RMC

Plus d'un quart des aidants ne prennent pas de congés par culpabilité

Onze millions de personnes en France accompagnent chaque jour un proche en situation de maladie ou de dépendance. Et plus d'un quart d'entre eux refusent de prendre des congés. Alors à partir de jeudi, une allocation doit entre en vigueur pour leur permettre de prendre des jours de vacances rémunérés.

Ils sont 11 millions en France à accompagner quotidiennement un proche en situation de maladie ou de dépendance. Les aidants comme on les appellent consacrent entre 2h et 40h par semaine à assister un parent ou un enfant. Et ils sont très nombreux à ne jamais prendre de répit. Comme révèle le 6e baromètre de la Fondation April, que RMC vous dévoile ce matin en exclusivité. Pour expliquer qu'ils préfèrent rester auprès de leur conjoint ou de leur enfant en situation de dépendance, les aidants sont plus d'un quart (27%) à citer le sentiment de culpabilité à prendre du temps pour eux.

Pour les soutenir un peu, un congé de proche aidant rémunéré va entrer en vigueur ce jeudi. Une allocation comprise entre 43 et 52 euros par jour selon les cas, qui sera versée par la CAF. Mais pour une durée de trois mois maximums (fractionnables, pour l'ensemble de la carrière).

"J'ai vraiment l'impression de faire plusieurs vies en une, je suis épuisée"

Une aide qui pourrait encourager Sandrine, maman d'une petite fille de 7 ans polyhandicapée, à prendre des congés. Car sa fille, Leina, atteinte du syndrome de Rett, requiert une attention constante. Alors quand elle n'est pas à l'école, c'est sa maman Sandrine s'occupe d'elle. En plus de son travail de bibliothécaire: "Il faut la stimuler, lui faire des massages. J'ai vraiment l'impression de faire plusieurs vies en une, je suis épuisée".
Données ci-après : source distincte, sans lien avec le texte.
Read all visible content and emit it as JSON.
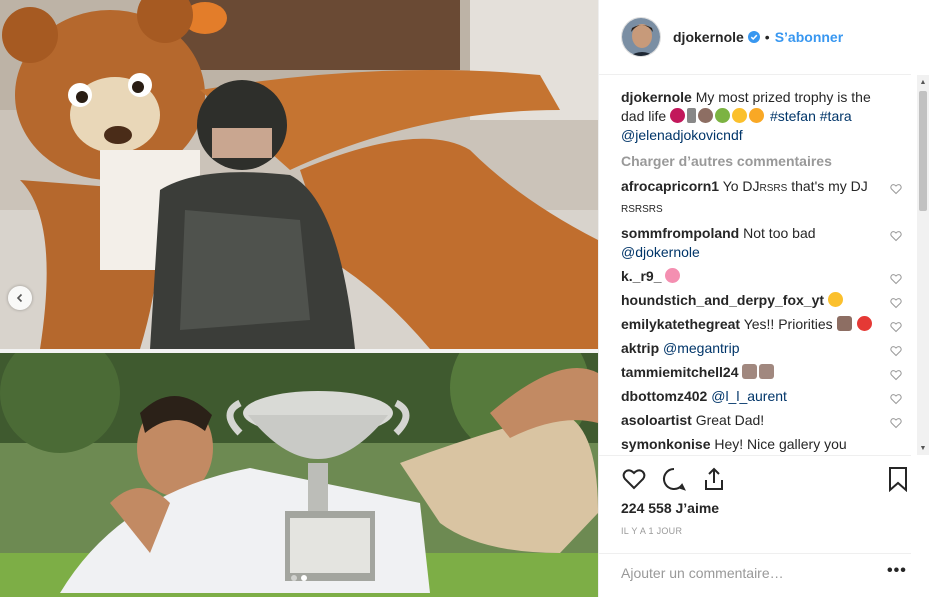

À bout de force, pourtant, comme beaucoup d'aidants, Sandrine ne s'accorde aucun répit. Trop de culpabilité: "Laisser ma fille pour prendre des congés avec mon mari c'est impossible pour moi. Je n'envisage même pas de le faire. Pour moi c'est normal de faire ça".

Pour accompagner un peu plus ces aidants, un congé rémunéré va entrer en vigueur cette semaine. Une bonne chose, selon Fabienne Errnoult, déléguée générale de la fondation April, même si ce n'est pas la revendication principale des aidants: "Ce n'est pas forcément le statut ou les aides financières qui arrivent en priorité dans leurs demandes. C'est vraiment des demandes d'accompagnement pour gérer la complexité administrative". Sandrine, ne dit pas autre chose. "Ce dont j'ai besoin", dit-elle, "c'est d'une meilleure prise en charge pour ma fille. Cela, ça m'apporterait un vrai répit".